Using simplified model systems, the effects of salts and oil on enzymatic texturisation of protein isolates from soy (Glycine max (L.) Merr.; SPI), pea (Pisum sativum L.; PPI) and sweet lupine (Lupinus albus L.; LPI) were evaluated. In aqueous systems, protein cross-linking by microbial transglutaminase (MTG) was significantly improved when NaCl (1–2 g hg−1) was added, but respective doses of CaCl2 reduced gel strengths. As shown by emulsion model systems of PPI and SPI with oil/protein ratios of 1 and 2 g g−1, emulsification of corn oil into aqueous protein suspensions prior to enzymatic cross-linking enhanced gel formation depending on the emulsification technique.
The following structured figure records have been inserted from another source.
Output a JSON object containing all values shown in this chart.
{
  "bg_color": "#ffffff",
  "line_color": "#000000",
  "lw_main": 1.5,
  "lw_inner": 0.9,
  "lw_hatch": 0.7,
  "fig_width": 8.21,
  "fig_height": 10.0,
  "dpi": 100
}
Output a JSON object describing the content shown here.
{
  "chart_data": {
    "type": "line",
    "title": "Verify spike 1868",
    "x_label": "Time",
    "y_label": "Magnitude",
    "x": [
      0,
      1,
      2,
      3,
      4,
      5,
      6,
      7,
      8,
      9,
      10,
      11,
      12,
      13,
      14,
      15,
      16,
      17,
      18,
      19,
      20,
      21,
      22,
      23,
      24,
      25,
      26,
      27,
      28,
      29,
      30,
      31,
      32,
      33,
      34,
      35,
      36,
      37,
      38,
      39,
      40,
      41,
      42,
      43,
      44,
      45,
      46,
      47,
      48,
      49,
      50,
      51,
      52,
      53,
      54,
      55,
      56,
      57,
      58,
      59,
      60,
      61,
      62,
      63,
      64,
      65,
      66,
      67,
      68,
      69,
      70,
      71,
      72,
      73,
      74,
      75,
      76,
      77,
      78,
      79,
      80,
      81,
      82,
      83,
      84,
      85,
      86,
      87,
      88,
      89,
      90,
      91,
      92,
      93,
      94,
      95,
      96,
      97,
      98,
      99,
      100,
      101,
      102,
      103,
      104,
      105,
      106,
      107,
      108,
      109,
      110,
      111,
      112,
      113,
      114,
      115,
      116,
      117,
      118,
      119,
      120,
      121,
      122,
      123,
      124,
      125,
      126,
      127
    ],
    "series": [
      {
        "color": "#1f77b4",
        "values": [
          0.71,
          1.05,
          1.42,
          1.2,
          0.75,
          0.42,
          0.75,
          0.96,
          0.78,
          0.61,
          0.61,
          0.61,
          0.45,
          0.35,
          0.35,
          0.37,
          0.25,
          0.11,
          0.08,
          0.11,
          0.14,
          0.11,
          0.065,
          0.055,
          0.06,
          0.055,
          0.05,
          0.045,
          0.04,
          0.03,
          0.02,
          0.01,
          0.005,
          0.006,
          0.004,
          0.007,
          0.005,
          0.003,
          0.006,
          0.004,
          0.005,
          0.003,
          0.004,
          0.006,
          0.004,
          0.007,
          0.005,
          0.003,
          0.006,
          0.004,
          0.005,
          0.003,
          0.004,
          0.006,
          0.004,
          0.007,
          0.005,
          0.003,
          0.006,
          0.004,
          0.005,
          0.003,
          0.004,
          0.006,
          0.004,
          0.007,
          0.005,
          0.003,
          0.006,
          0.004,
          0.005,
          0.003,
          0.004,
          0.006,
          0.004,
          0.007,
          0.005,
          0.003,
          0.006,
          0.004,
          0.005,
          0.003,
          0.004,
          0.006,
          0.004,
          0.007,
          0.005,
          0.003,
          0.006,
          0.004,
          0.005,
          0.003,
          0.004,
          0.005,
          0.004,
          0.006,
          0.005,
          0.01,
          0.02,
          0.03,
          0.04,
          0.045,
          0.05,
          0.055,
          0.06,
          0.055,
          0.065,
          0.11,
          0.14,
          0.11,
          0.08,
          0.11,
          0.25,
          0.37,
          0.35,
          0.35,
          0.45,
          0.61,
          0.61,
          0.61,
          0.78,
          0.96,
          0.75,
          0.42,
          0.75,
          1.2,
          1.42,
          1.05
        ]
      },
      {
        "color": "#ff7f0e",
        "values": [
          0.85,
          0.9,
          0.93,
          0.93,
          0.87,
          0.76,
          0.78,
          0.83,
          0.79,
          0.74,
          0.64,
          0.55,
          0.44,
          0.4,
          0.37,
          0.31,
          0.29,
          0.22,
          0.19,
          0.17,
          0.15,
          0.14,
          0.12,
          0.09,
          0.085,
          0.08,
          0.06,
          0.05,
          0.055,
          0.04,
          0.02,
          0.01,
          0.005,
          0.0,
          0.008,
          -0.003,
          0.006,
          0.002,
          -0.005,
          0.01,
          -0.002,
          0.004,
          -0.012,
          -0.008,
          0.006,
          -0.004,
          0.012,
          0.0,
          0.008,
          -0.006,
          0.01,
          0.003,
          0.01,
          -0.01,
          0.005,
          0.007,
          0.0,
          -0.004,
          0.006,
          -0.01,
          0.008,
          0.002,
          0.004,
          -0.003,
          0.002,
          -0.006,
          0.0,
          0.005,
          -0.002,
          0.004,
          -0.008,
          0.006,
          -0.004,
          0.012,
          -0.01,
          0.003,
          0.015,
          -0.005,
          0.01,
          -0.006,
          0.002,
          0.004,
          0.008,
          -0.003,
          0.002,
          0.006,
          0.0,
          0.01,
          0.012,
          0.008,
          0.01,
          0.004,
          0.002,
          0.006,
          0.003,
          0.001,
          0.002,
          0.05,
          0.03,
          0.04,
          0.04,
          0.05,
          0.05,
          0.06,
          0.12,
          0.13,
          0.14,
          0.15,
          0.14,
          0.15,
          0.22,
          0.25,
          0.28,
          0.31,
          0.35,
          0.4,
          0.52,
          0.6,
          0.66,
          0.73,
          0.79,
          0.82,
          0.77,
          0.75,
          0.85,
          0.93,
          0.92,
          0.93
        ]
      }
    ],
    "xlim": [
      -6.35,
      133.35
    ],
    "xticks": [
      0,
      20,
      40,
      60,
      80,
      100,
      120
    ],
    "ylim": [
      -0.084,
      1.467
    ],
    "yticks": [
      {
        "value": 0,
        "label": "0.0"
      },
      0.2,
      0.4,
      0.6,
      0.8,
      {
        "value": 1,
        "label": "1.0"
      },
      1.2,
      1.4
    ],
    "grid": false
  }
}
The impact of NaCl and oil varied among the protein isolates as to obtainable maximum gel strengths and optimum doses of these ingredients. The applicability of MTG to leguminous proteins in complex plant foodstuffs was finally deduced from their performance in complex food models of the liquid (thickened soup), foamed (mousse) and solid (sausage-like substitute) type, respectively. The sensory characteristics of the latter were evaluated by trained panellists relative to their milk-, gelatin- and meat-based counterparts. Texture was appealing in the foamed and solid food models, but the liquid soup model suffered from unfavourable grittiness. Without masking their beany off-flavour, the food models containing leguminous proteins deviated from the reference products. On the whole, MTG-catalysed cross-linking rendered the leguminous proteins suitable for the food applications in terms of visual appearance, texture and colour. Especially, the gels representing mousse-type foams and cuttable sausage-like vegetarian substitutes were very promising.